By Bill Anderson, Senior Valuation Advisor & RICS Associate, Assetica — 2026-06-10
Drawing on experience across 500+ valuations, these are the five mistakes that most reliably cost UAE owners money: valuing revenue instead of earnings, ignoring owner dependence, dirty books, the wrong purpose, and waiting too long.
The most common opening error: assuming turnover implies value. Buyers pay for earnings and the risk around them, not revenue. A high-revenue business with thin margins, an unpaid owner and one dominant client can be worth less than a much smaller business with contracted income and a manager running it. Owners anchored to revenue-based numbers reject good offers and hold on too long.
Owner dependence is a discount in waiting: by the time a buyer tests who the clients call, it is too late to fix, costing a lower multiple plus earn-outs. Unverifiable books destroy value twice: the buyer rebuilds earnings downwards, then applies a lower multiple to the rebuilt figure. Since UAE corporate tax, an audit is the cheapest multiple improvement available.
A valuation is built around its purpose: an insurance figure is not a sale price, a bank collateral assessment is not a buyout value, and an online calculator output is not a GDRFA-accepted Golden Visa valuation. The most expensive mistake is timing: learning your defensible value only when an offer arrives leaves no time to fix anything. The owners who do best track value annually and fix suppressors years ahead.
What is the most common business valuation mistake?
Anchoring on revenue. Buyers pay for normalised earnings and the risk around them, not turnover. Owners fixated on revenue-based numbers reject reasonable offers and negotiate against themselves.
Can I use one valuation report for any purpose?
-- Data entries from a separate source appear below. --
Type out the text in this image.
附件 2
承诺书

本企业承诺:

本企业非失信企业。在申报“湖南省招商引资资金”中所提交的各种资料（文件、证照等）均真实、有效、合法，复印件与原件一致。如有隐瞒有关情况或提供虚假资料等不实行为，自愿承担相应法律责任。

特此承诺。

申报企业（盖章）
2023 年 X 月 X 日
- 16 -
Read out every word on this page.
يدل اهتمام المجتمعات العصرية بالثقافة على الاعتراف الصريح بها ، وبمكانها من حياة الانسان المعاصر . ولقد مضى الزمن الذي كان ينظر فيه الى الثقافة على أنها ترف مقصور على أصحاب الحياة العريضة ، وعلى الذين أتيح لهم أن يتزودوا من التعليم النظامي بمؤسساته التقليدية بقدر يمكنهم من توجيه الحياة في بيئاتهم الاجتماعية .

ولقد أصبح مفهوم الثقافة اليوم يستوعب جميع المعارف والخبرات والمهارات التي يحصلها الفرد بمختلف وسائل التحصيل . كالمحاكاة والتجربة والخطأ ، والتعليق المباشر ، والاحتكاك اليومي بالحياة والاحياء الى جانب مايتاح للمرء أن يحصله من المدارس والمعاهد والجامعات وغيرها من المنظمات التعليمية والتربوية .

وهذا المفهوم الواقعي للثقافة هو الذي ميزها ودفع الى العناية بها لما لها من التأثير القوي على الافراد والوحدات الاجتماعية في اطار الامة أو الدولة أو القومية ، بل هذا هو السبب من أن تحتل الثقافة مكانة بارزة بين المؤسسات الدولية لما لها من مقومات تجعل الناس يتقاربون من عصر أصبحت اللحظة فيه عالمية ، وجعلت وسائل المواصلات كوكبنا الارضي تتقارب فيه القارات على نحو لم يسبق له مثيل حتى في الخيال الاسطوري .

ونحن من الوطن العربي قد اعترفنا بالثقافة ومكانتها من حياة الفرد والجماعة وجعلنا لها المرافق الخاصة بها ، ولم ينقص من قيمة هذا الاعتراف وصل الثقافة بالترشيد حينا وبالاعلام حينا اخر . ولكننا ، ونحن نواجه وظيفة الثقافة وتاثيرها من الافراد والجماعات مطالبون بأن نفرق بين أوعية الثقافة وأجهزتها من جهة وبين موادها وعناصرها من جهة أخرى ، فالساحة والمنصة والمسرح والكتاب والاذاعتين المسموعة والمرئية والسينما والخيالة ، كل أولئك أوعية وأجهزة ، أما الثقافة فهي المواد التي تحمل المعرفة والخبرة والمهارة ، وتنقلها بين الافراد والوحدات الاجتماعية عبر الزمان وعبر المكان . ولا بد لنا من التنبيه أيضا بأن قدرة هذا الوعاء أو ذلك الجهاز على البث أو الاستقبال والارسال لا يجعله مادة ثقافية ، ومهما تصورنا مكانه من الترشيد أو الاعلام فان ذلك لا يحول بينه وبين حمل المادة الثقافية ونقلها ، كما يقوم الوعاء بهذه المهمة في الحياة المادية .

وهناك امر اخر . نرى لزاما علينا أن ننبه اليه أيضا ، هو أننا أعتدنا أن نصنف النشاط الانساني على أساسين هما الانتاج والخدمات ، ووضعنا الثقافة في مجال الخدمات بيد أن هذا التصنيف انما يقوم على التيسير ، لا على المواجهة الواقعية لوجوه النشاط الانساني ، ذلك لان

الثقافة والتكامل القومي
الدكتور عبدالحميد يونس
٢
No. A valuation is built around its purpose. Insurance, bank collateral, partner buyouts, tax, disputes and Golden Visa applications each have different requirements, and using a report prepared for one purpose in another commonly causes rejection or delay.
When should I get my business valued?
Before you need the number. An annual rough check plus an independent baseline valuation two to three years before any likely sale, dispute or application gives time to fix the issues that suppress value, while they are still cheap to fix.